Fox News Channel is …
Fox News Channel is beating all rivals’ combined stats:

For the first time in its history, Fox News Channel beat the combined competition in primetime during the third quarter of 2004, with major headlines of the summer including the national political conventions and a brutal string of hurricanes.

According to Nielsen Media Research, Fox News averaged 1.8 million viewers, while CNN, MSNBC, CNBC and Headline News averaged a combined total of 1.7 million. The quarter ended Sunday.

CNN came in a distant second, averaging 882,000 viewers, while MSNBC drew 421,000. Headline News averaged 226,000 in primetime, and CNBC attracted a paltry 133,000.

Yesterday McQ over at Q&O deconstructed a major media column by blogger Kos (Markos Moulitsas). Kos was trying to make the point that the mainstream media is dominated by conservative voices (please, hold your guffaws until after the posting is complete), but McQ points out how that’s only true if you utterly ignore CBSNBCABCNPRMSNBCCNN, the NY Times the Washington Post and a host of other news sources. Coming up from behind, Fox news beats all challengers (and there are a lot of challengers), and all of a sudden it “proves” the media are conservative.

You have to go back to the Rush Limbaugh phenomenon of the late 80’s to understand the real reason for the rise of more conservative voices in the media. Rush likes to say that he doesn’t need to be balanced by equal time on the left because he is equal time; a balancing voice on the right for all the opinion (pure opinion and opinion posing as news) from the left. Fox News has more of a balance of opinions on it’s shows (including panelists who are there to express opinions on news shows like “Special Report”), but it’s news is also more balanced. The only reason they get charged with just reading Republican talking points is that you don’t hear the Republican side of things on the other networks. If you did, and if you did get a balanced perspective from other outlets, Rush’s show and FNC might not even exist.

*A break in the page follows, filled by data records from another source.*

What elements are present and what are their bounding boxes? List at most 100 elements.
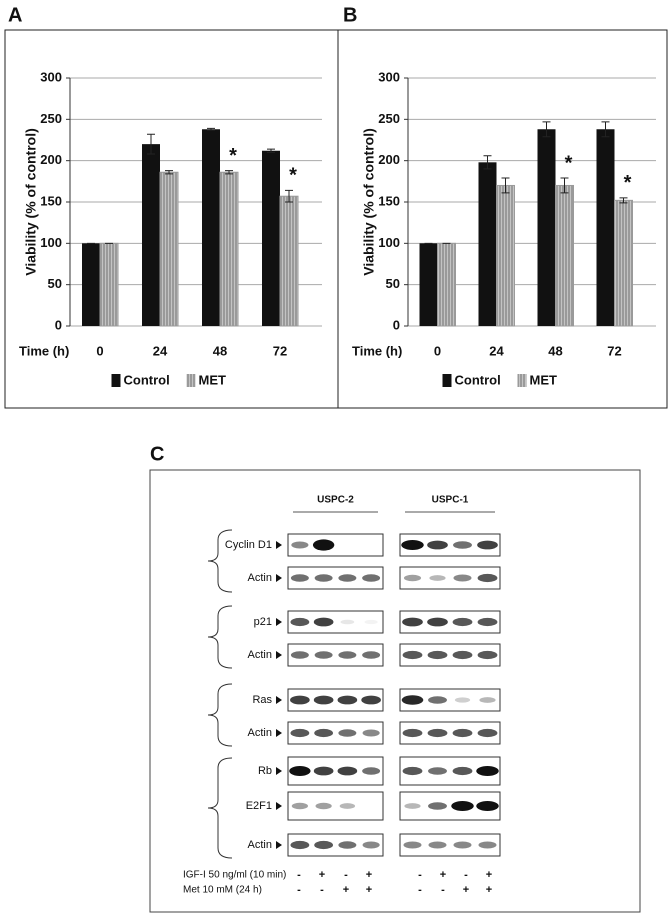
blot-band <box>402 728 423 738</box>
blot-band <box>427 540 448 550</box>
bar <box>555 184 574 327</box>
blot-band <box>427 650 448 660</box>
row-arrow <box>276 574 282 582</box>
blot-panel: C USPC-2 USPC-1 Cyclin D1 Actin p21 Actin Ras Ac… <box>150 443 501 896</box>
bar <box>159 171 179 327</box>
legend-label: MET <box>530 372 558 387</box>
blot-box <box>399 688 501 712</box>
blot-box <box>287 791 384 821</box>
x-tick-label: 72 <box>607 343 621 358</box>
blot-box <box>287 643 384 667</box>
brace <box>207 605 233 669</box>
bar <box>478 162 497 326</box>
y-tick-label: 200 <box>40 152 62 167</box>
blot-band <box>402 650 423 660</box>
blot-band <box>453 574 472 582</box>
x-axis-label: Time (h) <box>352 343 402 358</box>
blot-band <box>361 695 381 705</box>
blot-box <box>287 533 384 557</box>
blot-band <box>362 841 380 849</box>
treatment-sign: + <box>463 884 469 896</box>
bar <box>537 129 556 326</box>
blot-band <box>362 651 381 659</box>
blot-band <box>290 651 309 659</box>
blot-band <box>428 767 447 775</box>
y-axis-label: Viability (% of control) <box>23 128 39 276</box>
blot-band <box>428 841 447 849</box>
row-label: p21 <box>254 616 272 628</box>
column-header: USPC-2 <box>317 495 354 506</box>
blot-band <box>401 695 424 705</box>
blot-band <box>429 575 446 581</box>
blot-band <box>403 841 422 849</box>
treatment-sign: - <box>464 869 468 881</box>
bar <box>142 144 160 326</box>
row-label: Actin <box>248 572 272 584</box>
blot-band <box>313 617 334 627</box>
blot-band <box>340 619 355 625</box>
y-tick-label: 100 <box>40 235 62 250</box>
blot-band <box>452 650 473 660</box>
blot-band <box>338 729 357 737</box>
bar <box>82 243 100 326</box>
blot-band <box>402 766 423 776</box>
y-tick-label: 0 <box>393 317 400 332</box>
row-label: Actin <box>248 727 272 739</box>
error-bar <box>165 170 173 175</box>
treatment-sign: - <box>418 869 422 881</box>
blot-band <box>290 574 309 582</box>
row-arrow <box>276 729 282 737</box>
blot-band <box>454 697 471 703</box>
y-tick-label: 300 <box>40 69 62 84</box>
error-bar <box>285 189 293 203</box>
blot-band <box>313 695 334 705</box>
blot-band <box>428 802 447 810</box>
blot-box <box>287 721 384 745</box>
column-header: USPC-1 <box>432 495 469 506</box>
treatment-sign: - <box>418 884 422 896</box>
bar <box>496 184 515 327</box>
blot-band <box>315 802 332 810</box>
error-bar <box>207 127 215 131</box>
blot-band <box>338 651 357 659</box>
y-tick-label: 200 <box>378 152 400 167</box>
blot-band <box>428 696 447 704</box>
x-tick-label: 0 <box>96 343 103 358</box>
blot-band <box>337 766 358 776</box>
blot-band <box>362 729 380 737</box>
blot-band <box>477 728 498 738</box>
treatment-sign: + <box>343 884 349 896</box>
brace <box>207 529 233 593</box>
blot-band <box>427 728 448 738</box>
row-arrow <box>276 618 282 626</box>
treatment-sign: - <box>320 884 324 896</box>
legend-swatch <box>442 374 452 387</box>
blot-box <box>399 533 501 557</box>
error-bar <box>542 121 551 138</box>
blot-band <box>453 841 472 849</box>
bar <box>279 195 299 327</box>
error-bar <box>147 133 155 155</box>
x-axis-label: Time (h) <box>19 343 69 358</box>
row-arrow <box>276 841 282 849</box>
blot-band <box>291 802 308 810</box>
blot-band <box>478 841 497 849</box>
blot-band <box>290 840 310 850</box>
x-tick-label: 72 <box>273 343 287 358</box>
row-arrow <box>276 651 282 659</box>
treatment-sign: + <box>366 884 372 896</box>
significance-marker: * <box>229 145 237 167</box>
error-bar <box>501 177 510 194</box>
row-arrow <box>276 541 282 549</box>
blot-band <box>290 617 310 627</box>
blot-band <box>452 728 473 738</box>
y-tick-label: 150 <box>40 193 62 208</box>
blot-band <box>314 651 333 659</box>
legend-label: Control <box>455 372 501 387</box>
legend-label: Control <box>124 372 170 387</box>
bar <box>99 242 119 327</box>
error-bar <box>560 177 569 194</box>
legend-label: MET <box>199 372 227 387</box>
row-arrow <box>276 802 282 810</box>
y-tick-label: 300 <box>378 69 400 84</box>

They do exist because, in my opinion, they provide products that were lacking in the marketplace. Rush provides an outlet of opinion that people were not getting. Callers in the earlier years would talk about how they finally heard something on the air that they could agree with. Folks flocked to Limbaugh, not because he changed their minds, but because they already believed it and hadn’t heard anyone else in the media saying it. FNC provides an outlet for getting both sides of the issue. Kitty Kelley got 3 days on the “Today” show when her book dishing dirt on the Bushs came out. How much time did John O’Neill of “Swift Boat Veterans for Truth” get? FNC gives both sides of an issue more often than the others, and for that they’re derided as “conservative”. Well if by “conservative” they mean fair and balanced, I’ll go with that.

(The Kelley/O’Neill thing is just one example. Get the Media Research Center’s daily E-mail “CyberAlert” to find more. I think they get a little oversensitive sometimes, but there’s still plenty of food for thought. My favorites are when they compare the same situation under a Republican vs. Democratic administration and see the differences in how it was covered.)

What I’d like to hear is Kos et. al. at least being intellectually honest about the slant in other media outlets instead of talking in vague generalities. Look at the trends that the MRC documents and either explain it or admit it. But that isn’t going to happen. As McQ notes,

If the “Right Wing Noise Machine” exists it exists in reaction to a perceived left leaning media monopoly . It arose as an alternative to that monopoly on the news. What Kos wants badly is to return to the heady days of monopoly leftist spin.

And that’s what Kos would consider “fair and balanced”. Sorry, can’t go with that.